Tal y como los enólogos han relatado, la inexistente disponibilidad de las damajuanas en nuestro país es una de las complicaciones a la hora de elaborar vino con ellas. El Vicepresidente de la Asociación Española de Sopladores de Vidrio, Diego Rodríguez Blanco, nos confirma el dato. Él, a sus 43 años, es maestro vidriero en la Real Fábrica de Cristales de La Granja (en adelante, RFCG) y uno de los pocos que quedan en nuestro país. Desde los 16 en el oficio (su tatarabuelo ya había sido trabajador en la RFCG, confiesa que le enganchó desde el primer momento y se lamenta por el declive del soplado de vidrio artesanal.
“Pese a que el soplado de damajuanas no es una tarea de mi día a día, recientemente tuve la ocasión de elaborarlas para Solán de Cabras, que ha querido recuperar sus antiguas damajuanas, y ha sido una gran experiencia. Por supuesto, podemos hacerlas bajo demanda para los clientes que las soliciten”.
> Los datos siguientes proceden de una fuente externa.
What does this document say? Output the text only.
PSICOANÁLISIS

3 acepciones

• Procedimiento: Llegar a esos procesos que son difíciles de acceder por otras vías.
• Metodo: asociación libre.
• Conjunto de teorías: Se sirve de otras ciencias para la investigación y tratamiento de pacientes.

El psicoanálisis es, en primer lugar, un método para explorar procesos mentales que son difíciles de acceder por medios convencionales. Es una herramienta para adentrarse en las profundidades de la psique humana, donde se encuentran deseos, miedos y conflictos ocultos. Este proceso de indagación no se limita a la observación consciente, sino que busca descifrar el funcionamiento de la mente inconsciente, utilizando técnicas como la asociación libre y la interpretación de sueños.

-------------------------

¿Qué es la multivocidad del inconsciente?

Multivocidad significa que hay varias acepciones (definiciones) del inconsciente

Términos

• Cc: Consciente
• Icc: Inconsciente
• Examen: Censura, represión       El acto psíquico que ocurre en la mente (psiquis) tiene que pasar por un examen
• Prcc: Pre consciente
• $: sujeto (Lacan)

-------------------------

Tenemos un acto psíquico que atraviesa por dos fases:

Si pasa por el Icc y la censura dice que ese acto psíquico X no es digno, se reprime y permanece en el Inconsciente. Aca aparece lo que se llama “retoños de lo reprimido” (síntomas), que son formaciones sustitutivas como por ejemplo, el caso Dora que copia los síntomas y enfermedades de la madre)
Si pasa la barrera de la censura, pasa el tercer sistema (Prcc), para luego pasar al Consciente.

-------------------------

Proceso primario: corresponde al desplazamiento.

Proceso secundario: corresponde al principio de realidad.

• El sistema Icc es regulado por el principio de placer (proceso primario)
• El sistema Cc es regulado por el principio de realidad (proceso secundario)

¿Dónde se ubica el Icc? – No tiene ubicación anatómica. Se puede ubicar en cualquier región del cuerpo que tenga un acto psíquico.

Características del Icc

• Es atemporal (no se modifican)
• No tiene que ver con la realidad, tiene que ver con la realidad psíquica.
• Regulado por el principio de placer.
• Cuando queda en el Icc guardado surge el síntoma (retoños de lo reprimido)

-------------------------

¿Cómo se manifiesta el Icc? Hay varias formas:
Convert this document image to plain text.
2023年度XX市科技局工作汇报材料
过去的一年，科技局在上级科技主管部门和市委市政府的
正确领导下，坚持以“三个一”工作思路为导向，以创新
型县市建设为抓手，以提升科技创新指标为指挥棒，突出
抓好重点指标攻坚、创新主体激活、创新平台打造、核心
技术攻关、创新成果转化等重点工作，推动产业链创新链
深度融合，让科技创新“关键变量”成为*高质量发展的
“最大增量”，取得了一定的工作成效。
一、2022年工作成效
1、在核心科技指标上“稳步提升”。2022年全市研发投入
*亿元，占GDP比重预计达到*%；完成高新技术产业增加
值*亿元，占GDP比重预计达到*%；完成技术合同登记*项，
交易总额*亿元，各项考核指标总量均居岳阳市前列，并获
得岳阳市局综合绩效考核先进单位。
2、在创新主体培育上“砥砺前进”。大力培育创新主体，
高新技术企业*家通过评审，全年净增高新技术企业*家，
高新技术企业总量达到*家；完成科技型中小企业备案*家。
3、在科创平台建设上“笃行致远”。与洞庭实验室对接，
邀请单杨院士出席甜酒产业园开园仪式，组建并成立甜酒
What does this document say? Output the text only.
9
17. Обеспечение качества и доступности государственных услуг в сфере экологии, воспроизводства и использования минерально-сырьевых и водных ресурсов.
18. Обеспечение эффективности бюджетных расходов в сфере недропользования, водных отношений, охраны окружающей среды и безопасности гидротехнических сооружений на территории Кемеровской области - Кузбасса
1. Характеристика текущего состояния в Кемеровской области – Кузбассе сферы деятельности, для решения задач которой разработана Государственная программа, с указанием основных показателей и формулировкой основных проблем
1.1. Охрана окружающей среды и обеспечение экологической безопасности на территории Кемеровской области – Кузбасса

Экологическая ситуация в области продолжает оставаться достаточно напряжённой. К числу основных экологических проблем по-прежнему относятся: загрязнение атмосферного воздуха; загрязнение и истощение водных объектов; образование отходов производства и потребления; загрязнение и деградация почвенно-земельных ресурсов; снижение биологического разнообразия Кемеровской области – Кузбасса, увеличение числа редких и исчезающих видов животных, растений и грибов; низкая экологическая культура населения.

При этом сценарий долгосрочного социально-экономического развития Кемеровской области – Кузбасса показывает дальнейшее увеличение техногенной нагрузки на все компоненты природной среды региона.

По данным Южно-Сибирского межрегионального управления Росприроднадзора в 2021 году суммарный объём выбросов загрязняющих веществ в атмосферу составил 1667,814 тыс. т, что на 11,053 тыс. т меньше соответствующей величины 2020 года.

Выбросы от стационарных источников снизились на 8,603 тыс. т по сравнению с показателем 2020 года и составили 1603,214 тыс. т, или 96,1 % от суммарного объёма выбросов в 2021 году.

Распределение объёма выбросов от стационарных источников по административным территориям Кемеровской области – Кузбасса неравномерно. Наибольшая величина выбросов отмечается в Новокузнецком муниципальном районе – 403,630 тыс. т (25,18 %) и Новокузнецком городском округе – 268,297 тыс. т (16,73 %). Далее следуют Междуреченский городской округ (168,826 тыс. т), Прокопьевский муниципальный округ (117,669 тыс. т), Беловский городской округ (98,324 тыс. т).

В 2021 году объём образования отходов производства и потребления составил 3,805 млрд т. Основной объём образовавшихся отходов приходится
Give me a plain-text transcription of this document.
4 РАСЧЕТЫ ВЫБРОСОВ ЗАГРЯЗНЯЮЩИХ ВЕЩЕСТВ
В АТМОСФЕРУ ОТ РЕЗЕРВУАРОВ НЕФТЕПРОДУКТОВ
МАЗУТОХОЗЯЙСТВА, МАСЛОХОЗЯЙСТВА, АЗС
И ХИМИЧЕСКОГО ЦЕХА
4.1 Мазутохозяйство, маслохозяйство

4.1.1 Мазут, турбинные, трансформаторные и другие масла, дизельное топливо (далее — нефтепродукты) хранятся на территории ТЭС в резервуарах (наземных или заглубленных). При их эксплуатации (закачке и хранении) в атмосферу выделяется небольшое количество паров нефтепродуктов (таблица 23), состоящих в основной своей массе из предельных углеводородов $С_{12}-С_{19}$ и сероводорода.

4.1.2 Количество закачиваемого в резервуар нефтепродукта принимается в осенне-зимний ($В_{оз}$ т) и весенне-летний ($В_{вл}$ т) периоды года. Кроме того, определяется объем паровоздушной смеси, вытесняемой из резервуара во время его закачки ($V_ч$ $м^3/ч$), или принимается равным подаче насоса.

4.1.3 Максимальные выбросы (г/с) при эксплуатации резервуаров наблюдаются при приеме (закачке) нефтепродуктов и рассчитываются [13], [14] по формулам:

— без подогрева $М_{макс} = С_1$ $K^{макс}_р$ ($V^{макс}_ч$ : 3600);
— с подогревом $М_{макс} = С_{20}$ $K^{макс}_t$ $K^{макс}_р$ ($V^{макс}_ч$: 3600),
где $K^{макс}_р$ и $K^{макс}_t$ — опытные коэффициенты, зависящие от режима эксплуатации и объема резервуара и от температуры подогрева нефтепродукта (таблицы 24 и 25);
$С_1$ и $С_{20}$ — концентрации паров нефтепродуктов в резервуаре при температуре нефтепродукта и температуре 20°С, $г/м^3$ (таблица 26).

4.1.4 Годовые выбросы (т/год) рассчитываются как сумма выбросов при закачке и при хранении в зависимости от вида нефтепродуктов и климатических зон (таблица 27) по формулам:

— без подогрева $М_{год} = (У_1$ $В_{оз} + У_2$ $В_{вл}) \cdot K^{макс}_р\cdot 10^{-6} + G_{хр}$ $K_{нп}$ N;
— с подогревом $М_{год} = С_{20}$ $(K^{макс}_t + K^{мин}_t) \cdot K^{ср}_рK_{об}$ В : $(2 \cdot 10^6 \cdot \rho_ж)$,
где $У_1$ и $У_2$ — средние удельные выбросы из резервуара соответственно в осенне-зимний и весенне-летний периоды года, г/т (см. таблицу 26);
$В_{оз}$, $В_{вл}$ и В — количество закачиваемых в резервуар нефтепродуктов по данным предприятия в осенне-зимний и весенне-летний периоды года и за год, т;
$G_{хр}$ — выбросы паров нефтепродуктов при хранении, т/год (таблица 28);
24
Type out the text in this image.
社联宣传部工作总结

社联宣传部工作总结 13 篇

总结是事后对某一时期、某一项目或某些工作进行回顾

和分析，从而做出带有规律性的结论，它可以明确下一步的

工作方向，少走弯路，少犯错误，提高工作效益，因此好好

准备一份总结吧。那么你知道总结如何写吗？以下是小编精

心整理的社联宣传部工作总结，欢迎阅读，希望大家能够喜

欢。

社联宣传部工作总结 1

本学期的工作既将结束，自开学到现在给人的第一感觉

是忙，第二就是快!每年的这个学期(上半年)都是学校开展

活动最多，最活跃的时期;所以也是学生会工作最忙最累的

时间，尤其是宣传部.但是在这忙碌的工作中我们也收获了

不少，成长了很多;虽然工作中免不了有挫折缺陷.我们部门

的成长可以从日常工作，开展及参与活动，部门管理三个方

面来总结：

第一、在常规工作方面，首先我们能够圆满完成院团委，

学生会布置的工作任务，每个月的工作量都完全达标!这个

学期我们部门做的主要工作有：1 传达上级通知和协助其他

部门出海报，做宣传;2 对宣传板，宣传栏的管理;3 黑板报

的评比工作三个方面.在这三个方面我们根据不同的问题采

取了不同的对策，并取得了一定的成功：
Rodríguez comenta que una de las dificultades del soplado de damajuanas reside en un instrumento esencial para el trabajo de un artesano del cristal: la caña. “Es la herramienta con la que sacamos el cristal fundido por una de sus puntas y lo soplamos por la otra. Este método, que evita que nos quememos, tiene una particularidad: hace efecto palanca. Esto significa que hay una limitación en cuanto a los kilogramos de cristal que podemos soplar, que son entre 15 y 20. Físicamente, es imposible trabajar con más, de modo que tampoco podemos soplar damajuanas que superen los 54-60 litros de capacidad”.
Este
maestro soplador afirma que el trabajo artesanal con vidrio se perdió
con la industrialización y sabe que el relevo generacional está en
entredicho, pero quiere animar a que más personas descubran la
profesión. “Pensemos una cosa: el vidrio es el futuro. Cualquier
producto de calidad se envasa en vidrio y ya estamos intentando acabar
con el plástico. Siempre vamos a tener trabajo. Lo único que se requiere
en este oficio es ser buen soplador, ser buen vendedor y tener la
persistencia y la resistencia a la frustración para aprender”. Nada
mejor para entender de qué habla Rodríguez (e imaginar qué es trabajar
con un calor abrasador, un material ardiente y, a la vez, muy frágil),
que seguir su recomendación y ver el alucinante concurso de soplado de
vidrio, Blown Away (Netflix). “Es un gran retrato de la magia, el arte y el espectáculo del trabajo artesanal con vidrio”.